El capricho surge de creer y dejarse guiar por la intuición de que es posible la comprensión de la realidad bajo parámetros no conocidos; con la convicción trascendente que el arte nos hace ver que tiene la vida, que la vida tiene sentido. Marco contenedor, de límites no precisables más que por una sensación: la de la unidad que provoca en su creación, en su representación, en su presencia. Y de la necesidad de reflejar lo humano más sublime que tengo para contagiarlo, para compartirlo.
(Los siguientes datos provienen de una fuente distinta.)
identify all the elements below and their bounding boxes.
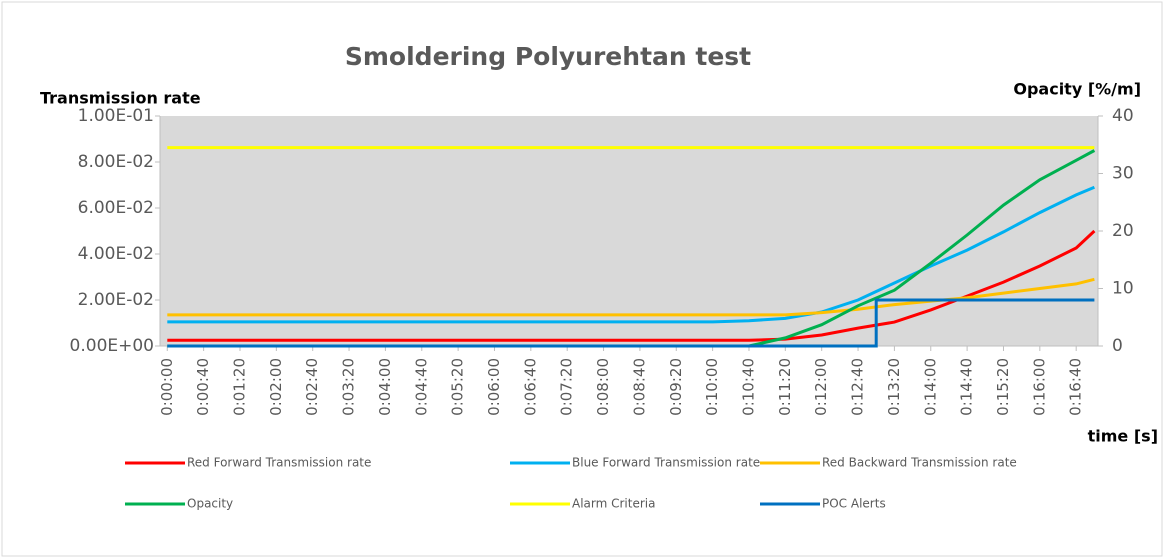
series-line bbox=[167, 185, 1095, 324]
y-axis-label: Transmission rate bbox=[40, 89, 201, 108]
y2-tick-label: 20 bbox=[1112, 221, 1134, 241]
y2-tick-label: 30 bbox=[1112, 164, 1134, 184]
y-tick-label: 1.00E-01 bbox=[78, 106, 154, 126]
series-line bbox=[167, 298, 1095, 348]
x-tick-label: 0:13:20 bbox=[885, 358, 903, 416]
y-tick-label: 8.00E-02 bbox=[78, 152, 154, 172]
y2-tick-label: 40 bbox=[1112, 106, 1134, 126]
y-tick-label: 6.00E-02 bbox=[78, 198, 154, 218]
x-tick-label: 0:14:00 bbox=[921, 358, 939, 416]
legend-label: Red Backward Transmission rate bbox=[822, 456, 1017, 470]
x-tick-label: 0:10:40 bbox=[739, 358, 757, 416]
x-tick-label: 0:04:00 bbox=[376, 358, 394, 416]
x-tick-label: 0:01:20 bbox=[230, 358, 248, 416]
y-tick-label: 0.00E+00 bbox=[70, 336, 154, 356]
x-tick-label: 0:02:40 bbox=[303, 358, 321, 416]
x-tick-label: 0:08:40 bbox=[630, 358, 648, 416]
y2-tick-label: 10 bbox=[1112, 279, 1134, 299]
legend-label: Red Forward Transmission rate bbox=[187, 456, 371, 470]
x-tick-label: 0:16:00 bbox=[1030, 358, 1048, 416]
x-tick-label: 0:08:00 bbox=[594, 358, 612, 416]
x-tick-label: 0:16:40 bbox=[1067, 358, 1085, 416]
legend-label: Blue Forward Transmission rate bbox=[572, 456, 760, 470]
y-tick-label: 4.00E-02 bbox=[78, 244, 154, 264]
x-tick-label: 0:04:40 bbox=[412, 358, 430, 416]
x-tick-label: 0:06:40 bbox=[521, 358, 539, 416]
y-tick-label: 2.00E-02 bbox=[78, 290, 154, 310]
x-tick-label: 0:00:40 bbox=[194, 358, 212, 416]
x-tick-label: 0:14:40 bbox=[958, 358, 976, 416]
x-axis-label: time [s] bbox=[1088, 427, 1158, 446]
x-tick-label: 0:06:00 bbox=[485, 358, 503, 416]
x-tick-label: 0:11:20 bbox=[776, 358, 794, 416]
x-tick-label: 0:15:20 bbox=[994, 358, 1012, 416]
x-tick-label: 0:07:20 bbox=[558, 358, 576, 416]
legend-label: POC Alerts bbox=[822, 497, 886, 511]
y2-tick-label: 0 bbox=[1112, 336, 1123, 356]
x-tick-label: 0:09:20 bbox=[667, 358, 685, 416]
x-tick-label: 0:02:00 bbox=[267, 358, 285, 416]
plot-area bbox=[160, 116, 1098, 346]
x-tick-label: 0:03:20 bbox=[340, 358, 358, 416]
x-tick-label: 0:10:00 bbox=[703, 358, 721, 416]
x-tick-label: 0:00:00 bbox=[158, 358, 176, 416]
x-tick-label: 0:12:40 bbox=[849, 358, 867, 416]
legend-label: Opacity bbox=[187, 497, 233, 511]
chart-title: Smoldering Polyurehtan test bbox=[345, 42, 751, 71]
x-tick-label: 0:12:00 bbox=[812, 358, 830, 416]
x-tick-label: 0:05:20 bbox=[449, 358, 467, 416]
legend-label: Alarm Criteria bbox=[572, 497, 655, 511]
y2-axis-label: Opacity [%/m] bbox=[1013, 80, 1141, 99]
Y la certeza de la unidad en el cuerpo a la que lleva (podríamos decir “en el alma”), se acceda de la manera que se acceda, es indiscutible.
Podemos debatir acerca de las maneras, las formas, los medios… Los detalles.
Podemos debatir acerca de las trabas y topes que un creador le pone a la propia unidad y a la de su obra; desde el registro de los propios topes y traiciones y no desde la memoria del esteta o del erudito.
Podemos debatir conceptos y teorías, paradigmas y tendencias, desde esa última y primera mirada, la de la unidad.
Cuando el objetivo supremo del artista es esa unidad, que no comprende al artista solito, sino que obligatoriamente incluye al medio, y a quienes formamos parte de él, todo es aleatorio. Cuando ese objetivo prima, cambia la forma de acceder al otro, de defender lo que se supone un valor fuera de duda. Cambia el mundo.
La Revista de Arte Abrí busca Arte para la unidad Humana. ¿Caprichosamente?